New Express makes an appeal in large letters. In China, it is very rare for newspapers to go out on a limb for press freedom. Chen Yongzhou was arrested after a series of articles exposing corruption in the industrial giant Zoomlion. The company's chairman is the son and son-in-law of two Communist Party bigwigs.

Guangzhou (AsiaNews) - Three Chinese characters saying 'Please release him' cover almost a third of Wednesday's front-page of the New Express, a popular newspaper in Guangdong province, in what amounts to an unprecedented call for the release of one of its staffers detained after he investigated a large company.

Appeals of this kind are very rare in China. Although various papers have slammed abuses of power, the matter has been usually discussed behind closed doors in the police and government departments.

In this case, police in Hunan province (next to Guangdong) detained New Express reporter Chen Yongzhou last Friday on suspicion of "damaging the commercial reputation" of Zoomlion, China's second-largest maker of construction equipment.

Police confirmed yesterday on its Sina Weibo microblog that Chen had been placed under criminal detention three days earlier. It also searched his office in Guangzhou on Monday.

Chen's detention followed his fifteen-part investigative report exposing financial fraud in Zoomlion, one of Changsha's largest companies, which is partly owned by Hunan province. The company denied the allegations, but its Hong Kong-listed stock price dropped to a two-year-low in May.
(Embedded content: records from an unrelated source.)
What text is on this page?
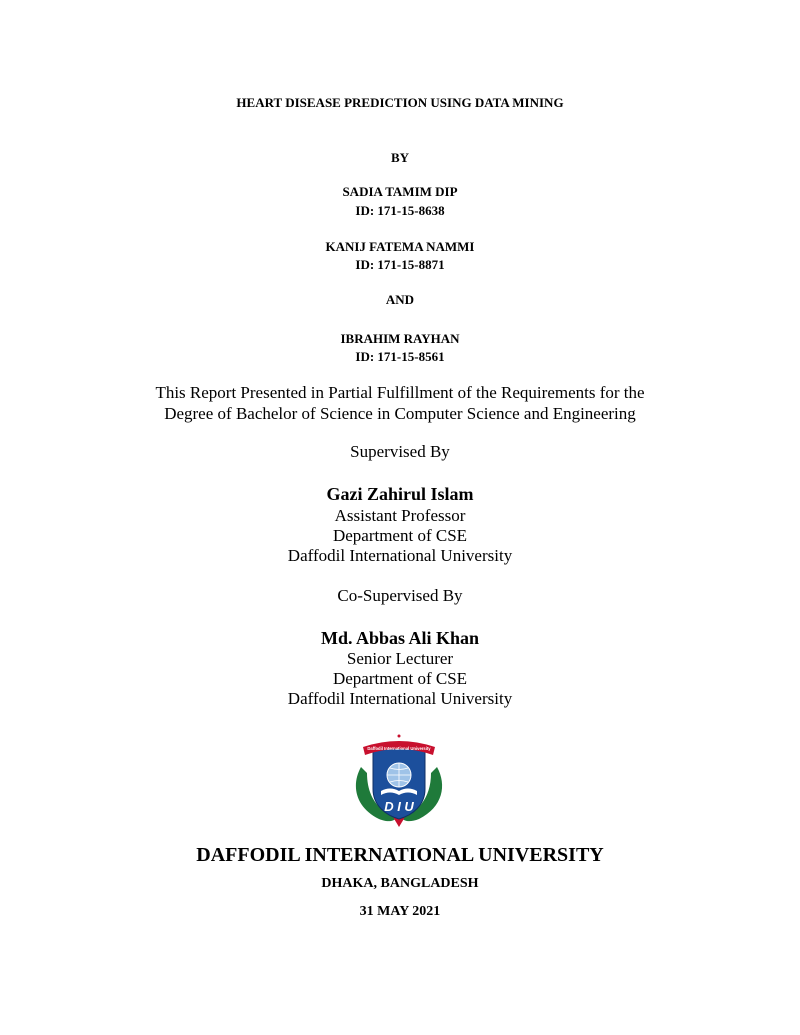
HEART DISEASE PREDICTION USING DATA MINING
BY
SADIA TAMIM DIP
ID: 171-15-8638
KANIJ FATEMA NAMMI
ID: 171-15-8871
AND
IBRAHIM RAYHAN
ID: 171-15-8561
This Report Presented in Partial Fulfillment of the Requirements for the
Degree of Bachelor of Science in Computer Science and Engineering
Supervised By
Gazi Zahirul Islam
Assistant Professor
Department of CSE
Daffodil International University
Co-Supervised By
Md. Abbas Ali Khan
Senior Lecturer
Department of CSE
Daffodil International University
Daffodil International University
D I U
DAFFODIL INTERNATIONAL UNIVERSITY
DHAKA, BANGLADESH
31 MAY 2021
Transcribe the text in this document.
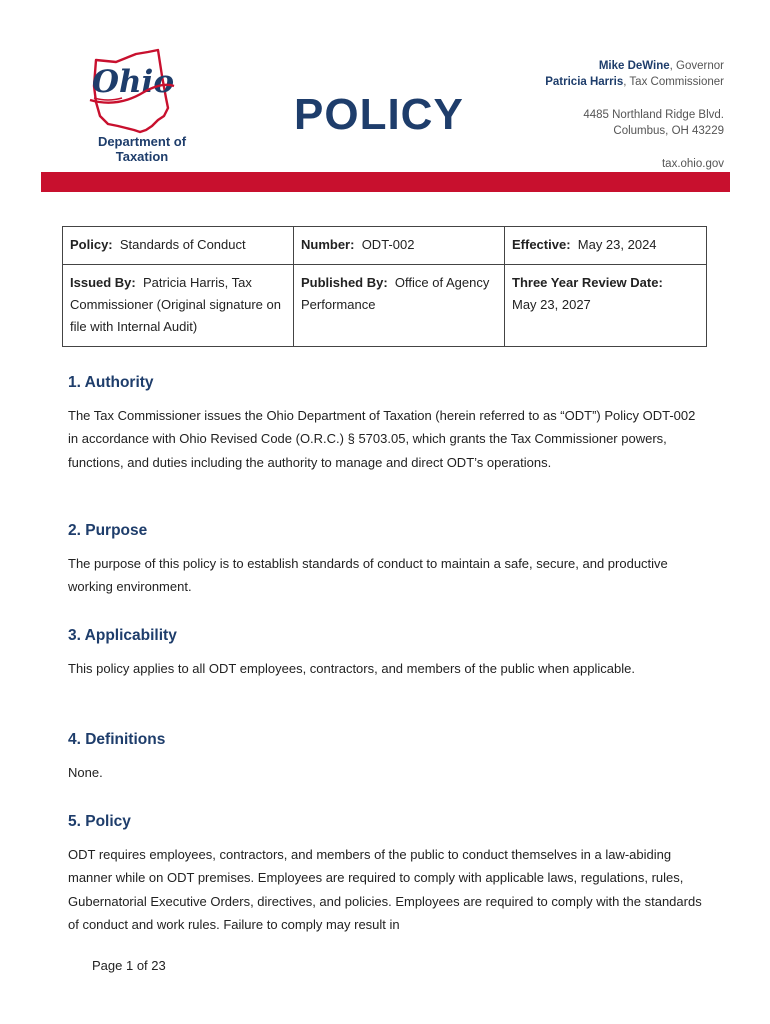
Ohio
Department of Taxation
POLICY
Mike DeWine, Governor
Patricia Harris, Tax Commissioner
4485 Northland Ridge Blvd.
Columbus, OH 43229
tax.ohio.gov
Policy: Standards of Conduct	Number: ODT-002	Effective: May 23, 2024
Issued By: Patricia Harris, Tax Commissioner (Original signature on file with Internal Audit)	Published By: Office of Agency Performance	Three Year Review Date:
May 23, 2027
1. Authority

The Tax Commissioner issues the Ohio Department of Taxation (herein referred to as “ODT”) Policy ODT-002 in accordance with Ohio Revised Code (O.R.C.) § 5703.05, which grants the Tax Commissioner powers, functions, and duties including the authority to manage and direct ODT’s operations.

2. Purpose

The purpose of this policy is to establish standards of conduct to maintain a safe, secure, and productive working environment.

3. Applicability

This policy applies to all ODT employees, contractors, and members of the public when applicable.

4. Definitions

None.

5. Policy

ODT requires employees, contractors, and members of the public to conduct themselves in a law-abiding manner while on ODT premises. Employees are required to comply with applicable laws, regulations, rules, Gubernatorial Executive Orders, directives, and policies. Employees are required to comply with the standards of conduct and work rules. Failure to comply may result in

Page 1 of 23
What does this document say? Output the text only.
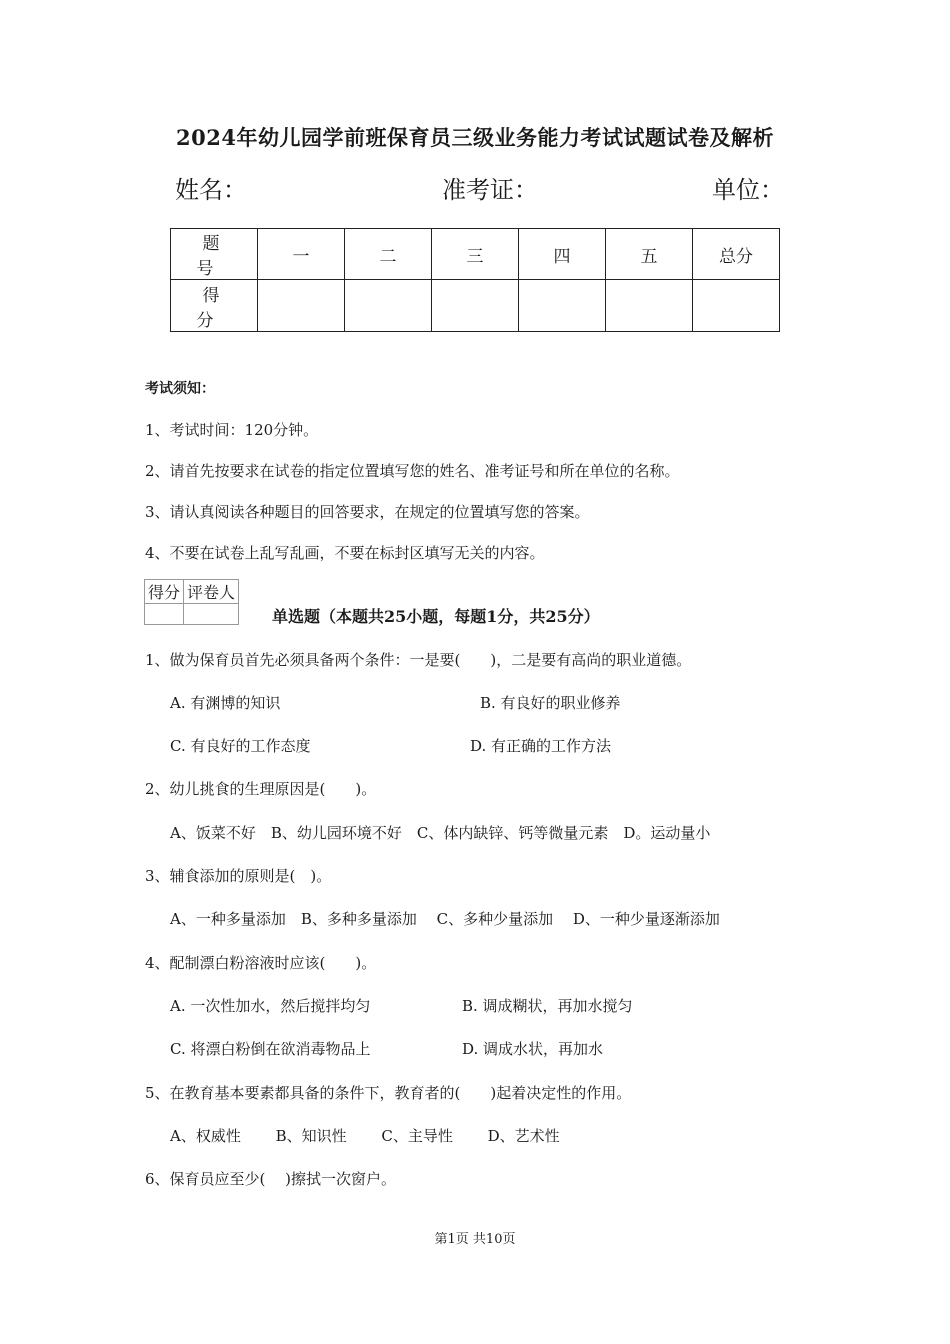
2024年幼儿园学前班保育员三级业务能力考试试题试卷及解析
姓名：	准考证：	单位：
题　号	一	二	三	四	五	总分
得　分						
考试须知：
1、考试时间：120分钟。
2、请首先按要求在试卷的指定位置填写您的姓名、准考证号和所在单位的名称。
3、请认真阅读各种题目的回答要求，在规定的位置填写您的答案。
4、不要在试卷上乱写乱画，不要在标封区填写无关的内容。
得分	评卷人

单选题（本题共25小题，每题1分，共25分）
1、做为保育员首先必须具备两个条件：一是要(　　)，二是要有高尚的职业道德。
A. 有渊博的知识	B. 有良好的职业修养
C. 有良好的工作态度	D. 有正确的工作方法
2、幼儿挑食的生理原因是(　　)。
A、饭菜不好　B、幼儿园环境不好　C、体内缺锌、钙等微量元素　D。运动量小
3、辅食添加的原则是(　)。
A、一种多量添加　B、多种多量添加　 C、多种少量添加　 D、一种少量逐渐添加
4、配制漂白粉溶液时应该(　　)。
A. 一次性加水，然后搅拌均匀	B. 调成糊状，再加水搅匀
C. 将漂白粉倒在欲消毒物品上	D. 调成水状，再加水
5、在教育基本要素都具备的条件下，教育者的(　　)起着决定性的作用。
A、权威性　　 B、知识性　　 C、主导性　　 D、艺术性
6、保育员应至少(　 )擦拭一次窗户。
第1页 共10页
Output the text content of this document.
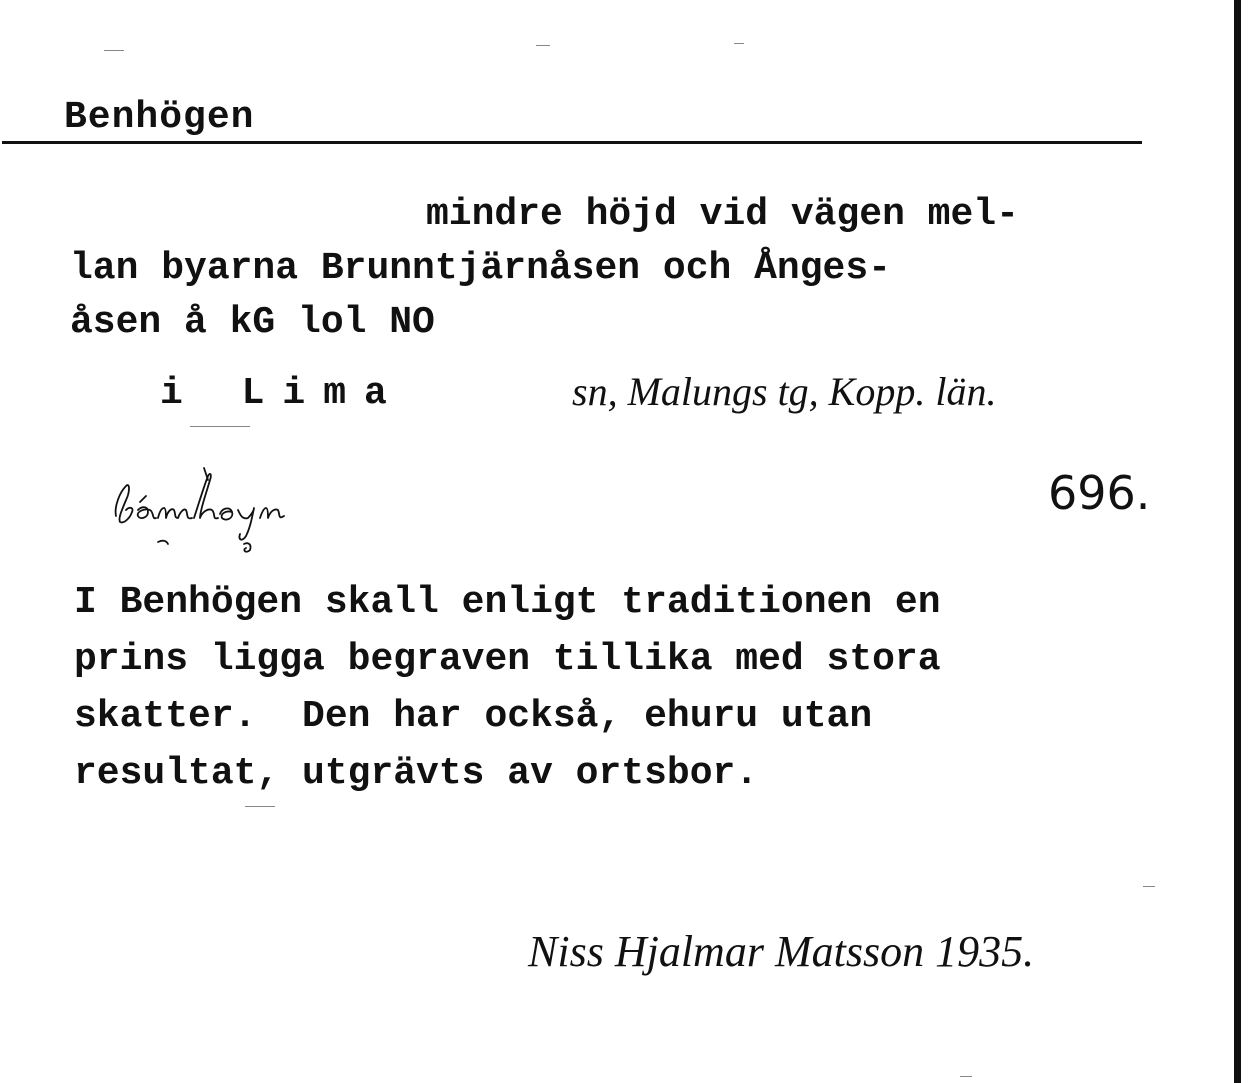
Benhögen
mindre höjd vid vägen mel-
lan byarna Brunntjärnåsen och Ånges-
åsen å kG lol NO
i Lima	sn, Malungs tg, Kopp. län.
696.
I Benhögen skall enligt traditionen en
prins ligga begraven tillika med stora
skatter.  Den har också, ehuru utan
resultat, utgrävts av ortsbor.
Niss Hjalmar Matsson 1935.
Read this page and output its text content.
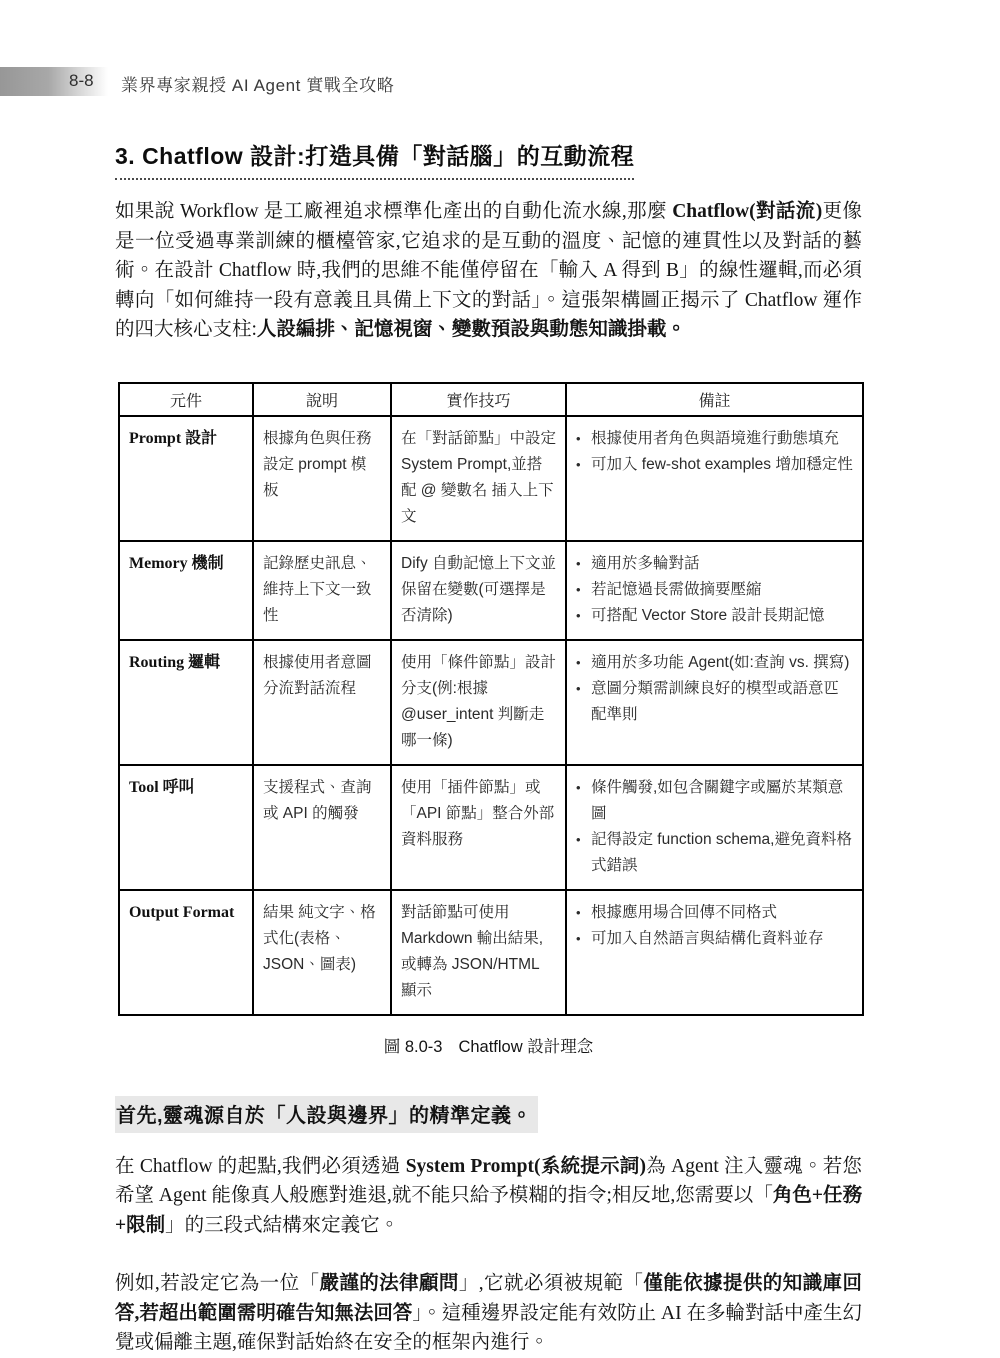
8-8 業界專家親授 AI Agent 實戰全攻略
3. Chatflow 設計:打造具備「對話腦」的互動流程

如果說 Workflow 是工廠裡追求標準化產出的自動化流水線,那麼 Chatflow(對話流)更像是一位受過專業訓練的櫃檯管家,它追求的是互動的溫度、記憶的連貫性以及對話的藝術。在設計 Chatflow 時,我們的思維不能僅停留在「輸入 A 得到 B」的線性邏輯,而必須轉向「如何維持一段有意義且具備上下文的對話」。這張架構圖正揭示了 Chatflow 運作的四大核心支柱:人設編排、記憶視窗、變數預設與動態知識掛載。

元件	說明	實作技巧	備註
Prompt 設計	根據角色與任務設定 prompt 模板	在「對話節點」中設定 System Prompt,並搭配 @ 變數名 插入上下文	
• 根據使用者角色與語境進行動態填充
• 可加入 few-shot examples 增加穩定性

Memory 機制	記錄歷史訊息、維持上下文一致性	Dify 自動記憶上下文並保留在變數(可選擇是否清除)	
• 適用於多輪對話
• 若記憶過長需做摘要壓縮
• 可搭配 Vector Store 設計長期記憶

Routing 邏輯	根據使用者意圖分流對話流程	使用「條件節點」設計分支(例:根據 @user_intent 判斷走哪一條)	
• 適用於多功能 Agent(如:查詢 vs. 撰寫)
• 意圖分類需訓練良好的模型或語意匹配準則

Tool 呼叫	支援程式、查詢或 API 的觸發	使用「插件節點」或「API 節點」整合外部資料服務	
• 條件觸發,如包含關鍵字或屬於某類意圖
• 記得設定 function schema,避免資料格式錯誤

Output Format	結果 純文字、格式化(表格、JSON、圖表)	對話節點可使用 Markdown 輸出結果,或轉為 JSON/HTML 顯示	
• 根據應用場合回傳不同格式
• 可加入自然語言與結構化資料並存
圖 8.0-3 Chatflow 設計理念
首先,靈魂源自於「人設與邊界」的精準定義。

在 Chatflow 的起點,我們必須透過 System Prompt(系統提示詞)為 Agent 注入靈魂。若您希望 Agent 能像真人般應對進退,就不能只給予模糊的指令;相反地,您需要以「角色+任務+限制」的三段式結構來定義它。

例如,若設定它為一位「嚴謹的法律顧問」,它就必須被規範「僅能依據提供的知識庫回答,若超出範圍需明確告知無法回答」。這種邊界設定能有效防止 AI 在多輪對話中產生幻覺或偏離主題,確保對話始終在安全的框架內進行。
Eventually, law enforcement filed criminal charges against him despite the factual accounts of his allegations.

Increasingly active on socially sensitive issues despite a new law that limits blogging, Internet users were quick to talk about the case, noting especially that Zoomlion's founder and president, Zhan Chunxin, was well connected in the province.

He is in fact the son of Hunan's former top judge, Zhan Chunzhu, and is married to the daughter of long-time provincial Communist Party Secretary Wan Li.

Chen is the second New Express journalist to be targeted by the authorities. Liu Hu, a Chongqing-based investigative reporter working for the paper, was detained on 23 August for using his Sina Weibo account to demand an investigation into Ma Zhengqi, deputy director of the State Administration for Industry and Commerce. Liu is still in prison.

"What if you are a journalist, you write some reports criticising a company. Then one day, an uncle from the police grabs you," the New Express wrote in an editorial article attached to the appeal. "We always thought, if we reported responsibly, nothing could happen," it continued. "We were too naïve."

Soon after its publication, Chinese microbloggers picked up the paper's editorial on Wednesday tens of thousands of times, turning it within hours into the most-shared post on the largest platform Sina Weibo by far.